Progress Software Issues Patch for Critical Vulnerability in LoadMaster and MT Hypervisor

Progress Software has released a critical patch to address a maximum-severity vulnerability (CVE-2024-7591) affecting its LoadMaster and Multi-Tenant (MT) Hypervisor products. The flaw, which carries a CVSS score of 10.0, could allow unauthenticated, remote attackers to execute arbitrary system commands by exploiting improper input validation in the management interface.
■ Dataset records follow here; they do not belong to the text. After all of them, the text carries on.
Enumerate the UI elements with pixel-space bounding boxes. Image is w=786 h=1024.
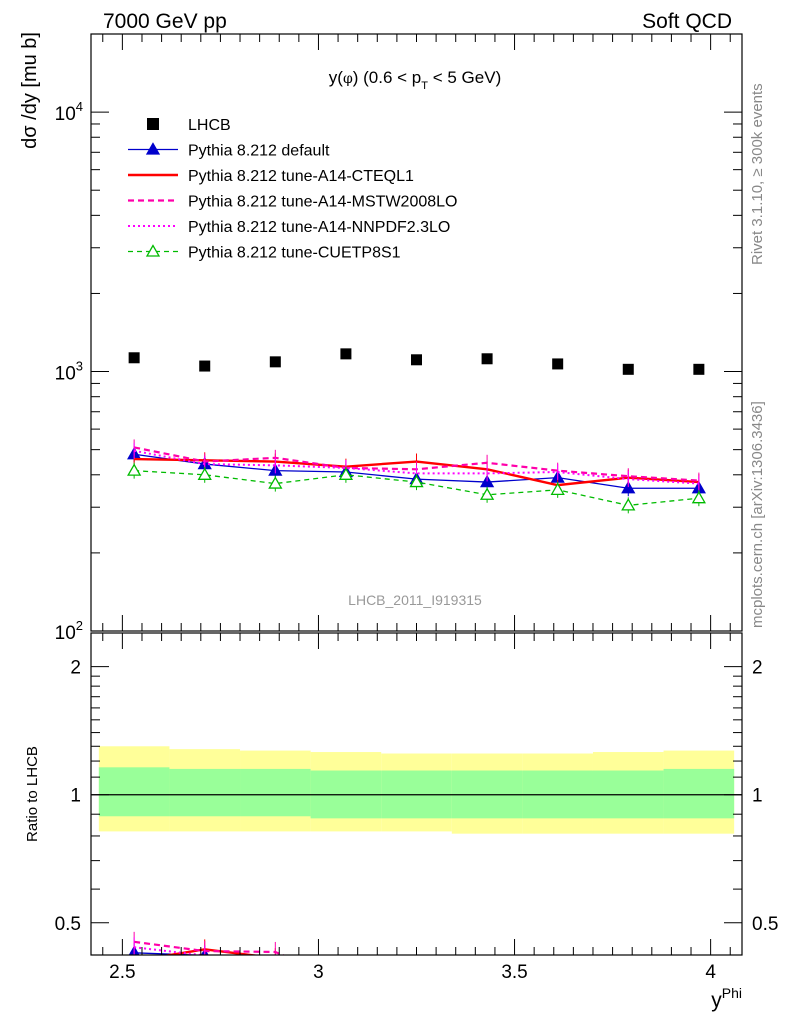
ratio-marker-cuetp8s1 xyxy=(199,967,211,978)
ratio-line-cteql1 xyxy=(162,948,261,955)
y-tick-label: 102 xyxy=(55,618,83,644)
legend-label: Pythia 8.212 tune-A14-NNPDF2.3LO xyxy=(188,219,450,236)
x-tick-label: 3.5 xyxy=(501,962,527,983)
ratio-y-tick-label-left: 1 xyxy=(70,786,81,807)
ratio-marker-default xyxy=(269,967,281,978)
ratio-marker-default xyxy=(411,984,423,995)
x-tick-label: 4 xyxy=(705,962,716,983)
ratio-y-tick-label-left: 0.5 xyxy=(55,914,81,935)
legend-label: Pythia 8.212 tune-A14-CTEQL1 xyxy=(188,168,414,185)
legend-label: Pythia 8.212 default xyxy=(188,143,330,160)
mcplots-label: mcplots.cern.ch [arXiv:1306.3436] xyxy=(749,401,766,628)
marker-default xyxy=(621,480,636,494)
rivet-label: Rivet 3.1.10, ≥ 300k events xyxy=(749,83,766,265)
band-inner xyxy=(169,768,241,817)
ratio-marker-default xyxy=(552,975,564,986)
marker-cuetp8s1 xyxy=(338,467,354,480)
x-tick-label: 3 xyxy=(313,962,324,983)
ratio-y-tick-label-right: 0.5 xyxy=(752,914,778,935)
marker-cuetp8s1 xyxy=(479,487,495,500)
band-inner xyxy=(663,768,735,819)
header-left: 7000 GeV pp xyxy=(103,10,227,33)
marker-cuetp8s1 xyxy=(268,476,283,489)
y-tick-label: 104 xyxy=(55,99,83,125)
marker-cuetp8s1 xyxy=(691,490,706,504)
band-inner xyxy=(98,767,170,817)
data-point-lhcb xyxy=(199,360,211,372)
ratio-marker-default xyxy=(340,983,352,994)
ratio-marker-cuetp8s1 xyxy=(411,989,423,1000)
marker-cuetp8s1 xyxy=(409,474,424,488)
watermark: LHCB_2011_I919315 xyxy=(348,592,482,608)
y-tick-label: 103 xyxy=(55,359,83,385)
ratio-line-cuetp8s1 xyxy=(134,973,699,1018)
header-right: Soft QCD xyxy=(642,10,732,33)
marker-cuetp8s1 xyxy=(127,463,142,476)
y-axis-label: dσ /dy [mu b] xyxy=(19,32,41,149)
data-point-lhcb xyxy=(340,348,352,360)
data-point-lhcb xyxy=(269,356,281,368)
ratio-marker-cuetp8s1 xyxy=(269,989,281,1000)
x-tick-label: 2.5 xyxy=(109,962,135,983)
data-point-lhcb xyxy=(128,352,140,364)
data-point-lhcb xyxy=(481,353,493,365)
data-point-lhcb xyxy=(411,354,422,366)
marker-cuetp8s1 xyxy=(621,498,636,511)
legend-marker-cuetp8s1 xyxy=(145,244,161,257)
series-line-nnpdf xyxy=(133,449,699,485)
legend: LHCB Pythia 8.212 default Pythia 8.212 tun… xyxy=(128,117,457,262)
marker-cuetp8s1 xyxy=(197,467,212,480)
ratio-y-label: Ratio to LHCB xyxy=(24,746,41,842)
marker-cuetp8s1 xyxy=(550,482,565,495)
legend-label: Pythia 8.212 tune-CUETP8S1 xyxy=(188,245,401,262)
ratio-y-tick-label-right: 2 xyxy=(752,658,763,679)
ratio-y-tick-label-left: 2 xyxy=(70,658,81,679)
ratio-line-mstw xyxy=(133,940,286,955)
data-point-lhcb xyxy=(693,363,705,375)
ratio-panel: 0.5 0.5 1 1 2 2 2.5 3 3.5 4 Ratio to LHCB yPhi xyxy=(24,632,778,1023)
ratio-marker-default xyxy=(693,984,705,995)
data-point-lhcb xyxy=(552,358,564,370)
ratio-line-default xyxy=(134,952,206,955)
chart-title: y(φ) (0.6 < pT < 5 GeV) xyxy=(329,68,501,92)
ratio-marker-default xyxy=(622,984,634,995)
ratio-y-tick-label-right: 1 xyxy=(752,786,763,807)
legend-marker-data xyxy=(147,118,159,130)
legend-label: Pythia 8.212 tune-A14-MSTW2008LO xyxy=(188,194,457,211)
band-inner xyxy=(240,768,311,817)
ratio-marker-default xyxy=(481,991,493,1002)
legend-marker-default xyxy=(145,142,161,155)
ratio-marker-cuetp8s1 xyxy=(552,995,564,1006)
main-panel: 102 103 104 y(φ) (0.6 < pT < 5 GeV) dσ /dy… xyxy=(19,32,743,644)
ratio-marker-cuetp8s1 xyxy=(340,987,352,998)
x-axis-label: yPhi xyxy=(711,985,742,1012)
legend-label: LHCB xyxy=(188,117,231,134)
data-point-lhcb xyxy=(622,363,634,375)
ratio-marker-cuetp8s1 xyxy=(622,1012,634,1023)
ratio-marker-cuetp8s1 xyxy=(481,1012,493,1023)
ratio-marker-cuetp8s1 xyxy=(693,1000,705,1011)
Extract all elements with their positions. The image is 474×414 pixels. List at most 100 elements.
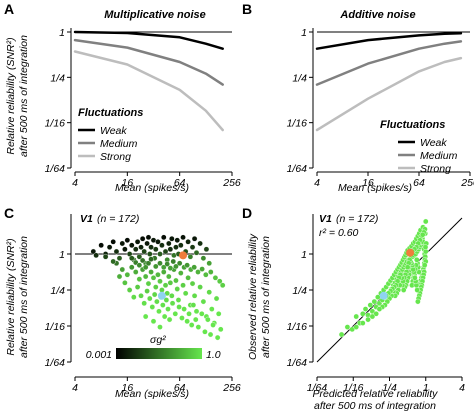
data-point [134,238,141,245]
panel-d-axes: 1/64 1/16 1/4 1 4 1 1/4 1/16 1/64 [287,214,465,394]
panel-c-points [90,234,226,341]
n-label: (n = 172) [336,213,378,225]
data-point [353,324,360,330]
y-tick-label: 1/16 [287,118,308,130]
colorbar-min-label: 0.001 [86,349,112,361]
data-point [176,304,182,310]
data-point [174,286,181,292]
x-tick-label: 16 [121,382,133,394]
panel-b-axes: 4 16 64 256 1 1/4 1/16 1/64 [287,27,474,189]
data-point [149,304,156,310]
data-point [191,235,198,242]
data-point [136,262,143,268]
data-point [419,231,426,238]
panel-d-annotation: V1 (n = 172) r² = 0.60 [319,213,378,239]
data-point [188,322,195,328]
data-point [161,313,168,320]
data-point [422,244,429,250]
x-tick-label: 256 [222,177,241,189]
data-point [206,260,213,267]
panel-d-points [338,218,430,338]
y-tick-label: 1/16 [45,118,66,130]
data-point [146,251,153,257]
data-point [217,326,224,333]
data-point [160,269,167,275]
data-point [210,322,216,328]
y-tick-label: 1/64 [45,357,66,369]
data-point [152,246,159,253]
legend-label-strong: Strong [100,151,131,163]
panel-d-xlabel-line1: Predicted relative reliability [313,388,439,400]
panel-d-ylabel-line2: after 500 ms of integration [260,236,272,358]
data-point [197,284,203,290]
panel-a-series-medium [73,38,224,86]
data-point [195,324,202,330]
data-point [205,316,211,323]
data-point [367,302,374,308]
data-point [216,278,223,285]
data-point [136,276,143,282]
data-point [170,258,177,265]
area-label: V1 [80,213,93,225]
data-point [400,287,407,293]
y-tick-label: 1/16 [45,321,66,333]
data-point [212,274,219,281]
x-tick-label: 16 [362,177,374,189]
data-point [422,218,429,225]
data-point [185,238,191,245]
data-point [202,328,208,335]
data-point [145,234,152,241]
x-tick-label: 4 [314,177,320,189]
data-point [148,244,154,250]
data-point [144,240,150,247]
data-point [145,280,152,287]
data-point [185,274,191,281]
panel-letter-b: B [242,1,252,17]
data-point [214,334,221,341]
panel-letter-c: C [4,205,14,221]
data-point [195,269,201,275]
y-tick-label: 1 [59,249,65,261]
data-point [213,295,220,302]
data-point [359,320,366,326]
area-label: V1 [319,213,332,225]
data-point [162,282,169,289]
data-point [192,316,199,323]
r2-label: r² = 0.60 [319,227,359,239]
data-point [184,318,190,325]
data-point [159,242,165,249]
panel-c-xlabel: Mean (spikes/s) [115,388,189,400]
data-point [145,260,152,267]
data-point [193,249,200,256]
data-point [150,274,157,281]
plot-layer: 4166425611/41/161/644166425611/41/161/64… [45,27,474,394]
y-tick-label: 1/4 [50,72,65,84]
data-point [146,295,153,302]
data-point [376,306,383,312]
data-point [199,266,205,272]
x-tick-label: 64 [174,177,186,189]
data-point [169,292,175,299]
data-point [136,253,143,260]
data-point [154,298,160,305]
data-point [166,240,172,247]
data-point [180,282,186,289]
data-point [338,331,345,338]
colorbar-max-label: 1.0 [206,349,221,361]
y-tick-label: 1/4 [292,285,307,297]
x-tick-label: 64 [413,177,425,189]
panel-a-series-weak [73,30,224,50]
data-point [106,244,113,250]
panel-c-annotation: V1 (n = 172) [80,213,139,225]
panel-d-xlabel-line2: after 500 ms of integration [314,400,436,412]
data-point [157,324,163,330]
data-point [173,244,179,250]
panel-d-ylabel-line1: Observed relative reliability [247,233,259,360]
panel-b-xlabel: Mean (spikes/s) [338,182,412,194]
data-point [180,234,186,241]
data-point [174,237,181,244]
data-point [126,287,133,293]
data-point [175,297,182,303]
y-tick-label: 1 [59,27,65,39]
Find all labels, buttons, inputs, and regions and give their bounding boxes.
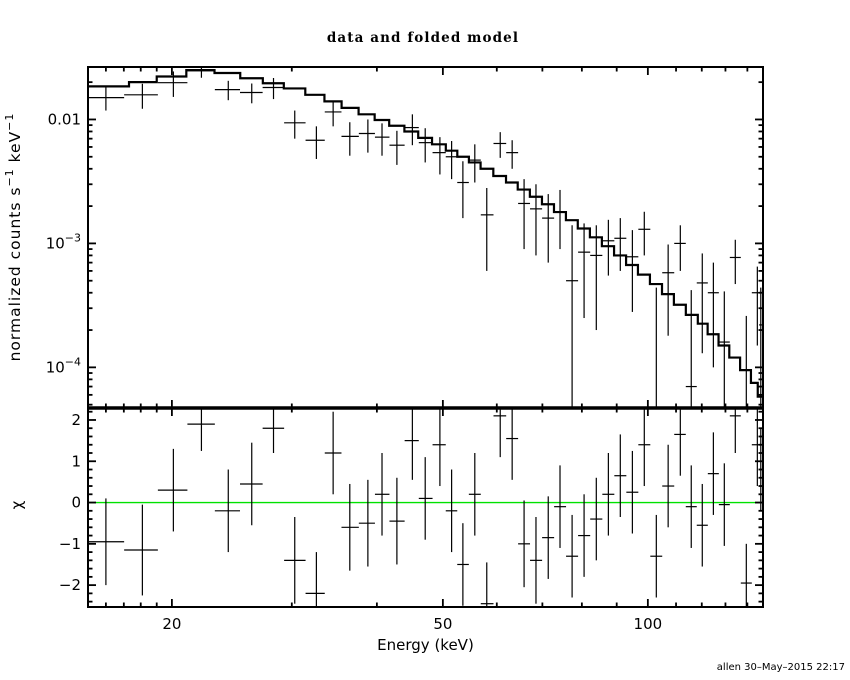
svg-text:100: 100 xyxy=(634,615,663,633)
svg-text:−2: −2 xyxy=(59,576,81,594)
svg-text:0.01: 0.01 xyxy=(48,110,81,128)
panel-frames xyxy=(87,66,764,608)
svg-text:−1: −1 xyxy=(59,535,81,553)
plot-graphics: 20 50 100 0.01 10−3​ 10−4​ 2 1 0 −1 −2 normalized c… xyxy=(3,66,764,633)
svg-text:1: 1 xyxy=(71,452,81,470)
svg-text:2: 2 xyxy=(71,411,81,429)
spectrum-data-points xyxy=(88,67,763,408)
model-step-line xyxy=(88,69,763,398)
x-axis-label: Energy (keV) xyxy=(377,636,474,654)
svg-text:10−4​: 10−4​ xyxy=(46,355,81,376)
svg-text:50: 50 xyxy=(433,615,452,633)
y-axis-label-top: normalized counts s−1​ keV−1​ xyxy=(3,113,24,362)
svg-text:10−3​: 10−3​ xyxy=(46,231,81,252)
chi-axis-label: χ xyxy=(8,500,26,509)
residual-data-points xyxy=(88,408,763,607)
tick-labels: 20 50 100 0.01 10−3​ 10−4​ 2 1 0 −1 −2 normalized c… xyxy=(3,110,662,633)
svg-text:20: 20 xyxy=(162,615,181,633)
axis-ticks xyxy=(88,67,763,607)
signature-timestamp: allen 30–May–2015 22:17 xyxy=(717,662,845,673)
svg-text:0: 0 xyxy=(71,494,81,512)
plot-title: data and folded model xyxy=(327,30,519,46)
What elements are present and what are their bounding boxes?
Details of CVE-2024-7591: OS Command Injection Vulnerability

The vulnerability stems from improper input validation, enabling attackers to send specially crafted HTTP requests that could trigger the execution of arbitrary operating system commands on affected systems. Progress Software’s advisory explains that unauthenticated attackers with access to the management interface of LoadMaster could exploit this flaw to compromise the system.

Affected Versions:

• LoadMaster: Versions 7.2.60.0 and earlier.
• Multi-Tenant Hypervisor: Versions 7.1.35.11 and earlier.

Patch and Recommendations

Progress Software has urged all users to immediately update their systems to the latest versions by downloading and installing the provided patch. The fix can be applied through the System Configuration > System Administration > Update Software menu in the product’s interface.

Additionally, Progress Software strongly recommends that users follow their security hardening guidelines to further protect their environments.

No Active Exploitation Detected

While security researcher Florian Grunow, who discovered the flaw, has been credited with reporting it, Progress Software has confirmed that there is currently no evidence of active exploitation in the wild. However, given the critical nature of the vulnerability, applying the patch as soon as possible is crucial to prevent potential future attacks.

By addressing CVE-2024-7591, Progress Software is taking important steps to secure its products and mitigate the risks associated with this OS command injection vulnerability.